Em uma das deliberações, o colegiado referendou o posicionamento do Superior Tribunal de Justiça (STJ) que manteve a condenação no caso do triplex do Guarujá. A Segunda Turma também rejeitou pedido do ministro Gilmar Mendes para conceder liberdade provisória ao petista até a conclusão da análise dos recursos

Correio Braziliense

A sessão no STF ocorreu em meio às repercussões da 
divulgação de supostos diálogos entre juiz e procuradores
(foto: Nelson Jr./SCO/STF)

Especialistas ouvidos pelo Correio comentaram as decisões tomadas, nesta terça-feira (25/6), pela Segunda Turma do Supremo Tribunal Federal (STF) em relação aos habeas corpus apresentados pela defesa do ex-presidente Luiz Inácio Lula da Silva. Em uma das deliberações, o colegiado referendou o posicionamento do Superior Tribunal de Justiça (STJ) que manteve a condenação no caso do triplex do Guarujá. A Segunda Turma também rejeitou pedido do ministro Gilmar Mendes para conceder liberdade provisória ao petista até a conclusão da análise dos recursos. Em outra decisão, adiou o julgamento do habeas corpus que questiona a isenção do ex-juiz Sérgio Moro, que proferiu a condenação em primeira instância.

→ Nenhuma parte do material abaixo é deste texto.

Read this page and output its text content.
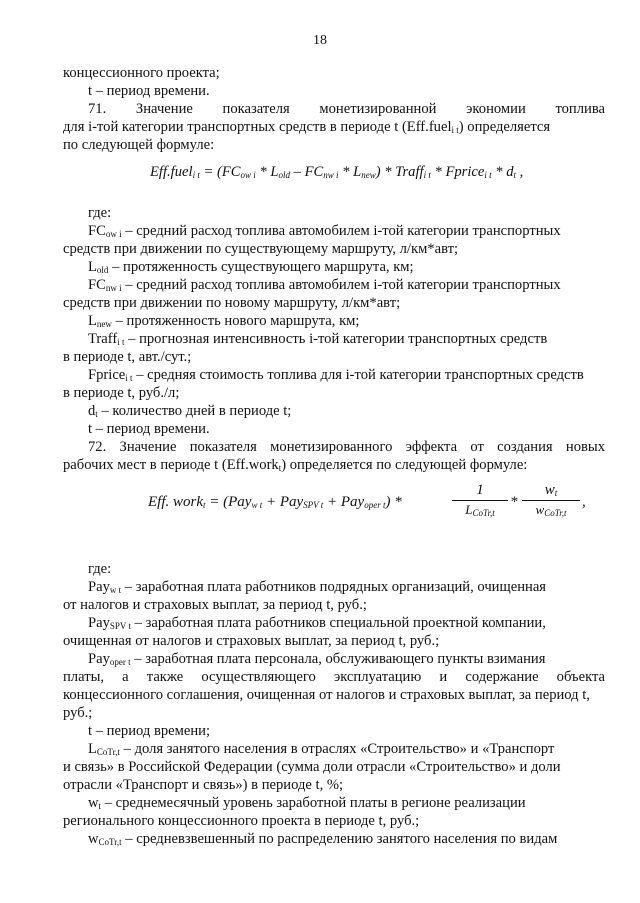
18
концессионного проекта;
t – период времени.
71. Значение показателя монетизированной экономии топлива
для i-той категории транспортных средств в периоде t (Eff.fuel$_{i t}$) определяется
по следующей формуле:
Eff.fuel$_{i t}$ = $(FC_{ow i} * L_{old} - FC_{nw i} * L_{new})$ * Traff$_{i t}$ * Fprice$_{i t}$ * $d_t$ ,
где:
$FC_{ow i}$ – средний расход топлива автомобилем i-той категории транспортных
средств при движении по существующему маршруту, л/км*авт;
$L_{old}$ – протяженность существующего маршрута, км;
$FC_{nw i}$ – средний расход топлива автомобилем i-той категории транспортных
средств при движении по новому маршруту, л/км*авт;
$L_{new}$ – протяженность нового маршрута, км;
Traff$_{i t}$ – прогнозная интенсивность i-той категории транспортных средств
в периоде t, авт./сут.;
Fprice$_{i t}$ – средняя стоимость топлива для i-той категории транспортных средств
в периоде t, руб./л;
$d_t$ – количество дней в периоде t;
t – период времени.
72. Значение показателя монетизированного эффекта от создания новых
рабочих мест в периоде t (Eff.work$_t$) определяется по следующей формуле:
Eff. work$_t$ = (Pay$_{w t}$ + Pay$_{SPV t}$ + Pay$_{oper t}$) *
1
$L_{CoTr,t}$
*
$w_t$
$w_{CoTr,t}$
,
где:
Pay$_{w t}$ – заработная плата работников подрядных организаций, очищенная
от налогов и страховых выплат, за период t, руб.;
Pay$_{SPV t}$ – заработная плата работников специальной проектной компании,
очищенная от налогов и страховых выплат, за период t, руб.;
Pay$_{oper t}$ – заработная плата персонала, обслуживающего пункты взимания
платы, а также осуществляющего эксплуатацию и содержание объекта
концессионного соглашения, очищенная от налогов и страховых выплат, за период t,
руб.;
t – период времени;
$L_{CoTr,t}$ – доля занятого населения в отраслях «Строительство» и «Транспорт
и связь» в Российской Федерации (сумма доли отрасли «Строительство» и доли
отрасли «Транспорт и связь») в периоде t, %;
$w_t$ – среднемесячный уровень заработной платы в регионе реализации
регионального концессионного проекта в периоде t, руб.;
$w_{CoTr,t}$ – средневзвешенный по распределению занятого населения по видам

A sessão da Segunda Turma ocorreu em meio às repercussões da divulgação, pelo site The Intercept Brazil, de mensagens atribuídas a Moro e a procuradores da Lava-Jato. Segundo o site, os diálogos indicariam que o então juiz orientou a atuação do Ministério Público Federal na ação contra Lula.

A jurista Vera Chemim, especialista em direito público pela Fundação Getúlio Vargas (FGV), avaliou que a decisão dos ministros está de acordo com o que prevê a Legislação. “Em relação ao habeas corpus contra a decisão do ministro Félix Fischer, não havia nada que colocasse a conduta do magistrado em dúvida”, disse. Ela também destacou que não seria prudente colocar o ex-presidente em liberdade neste momento. “O processo dele foi analisado tanto pelo juiz Moro quanto pelo TRF-4 e nos tribunais superiores. Não tem que se falar em liberdade por liminar.”

Para o advogado Daniel Bialski, especialista em direito penal e processual penal, a decisão da Segunda Turma encontra respaldo em outros casos avaliados pela Corte. “Hoje, o ex-presidente Lula está em uma situação de condenado. Não se pode ignorar todo o processo e conceder a liberdade antecipada. O que os ministros disseram é que não se pode adiantar, por meio de liminar, o julgamento do mérito. É necessário entender se essas provas têm origem lícita. E se forem ilícitas, podem ser usadas no processo? Isso vai impactar em muitas ações da Lava-Jato”, destacou.

Já na opinião de Thiago Turbay, advogado criminalista, sócio do Boaventura Turbay Advogados, o Supremo perdeu a chance de “restabelecer as balizas democráticas, impelindo a atuação ilícita de agentes públicos à frente da condução de processos penais”. “O não enfrentamento dessas irregularidades ameaça o sistema criminal. A incerteza sobre a integridade dos fatos traz relevante dúvida sobre a legalidade da Operação Lava-Jato, o que deveria favorecer o réu, conforme assenta nossa Constituição”, afirmou.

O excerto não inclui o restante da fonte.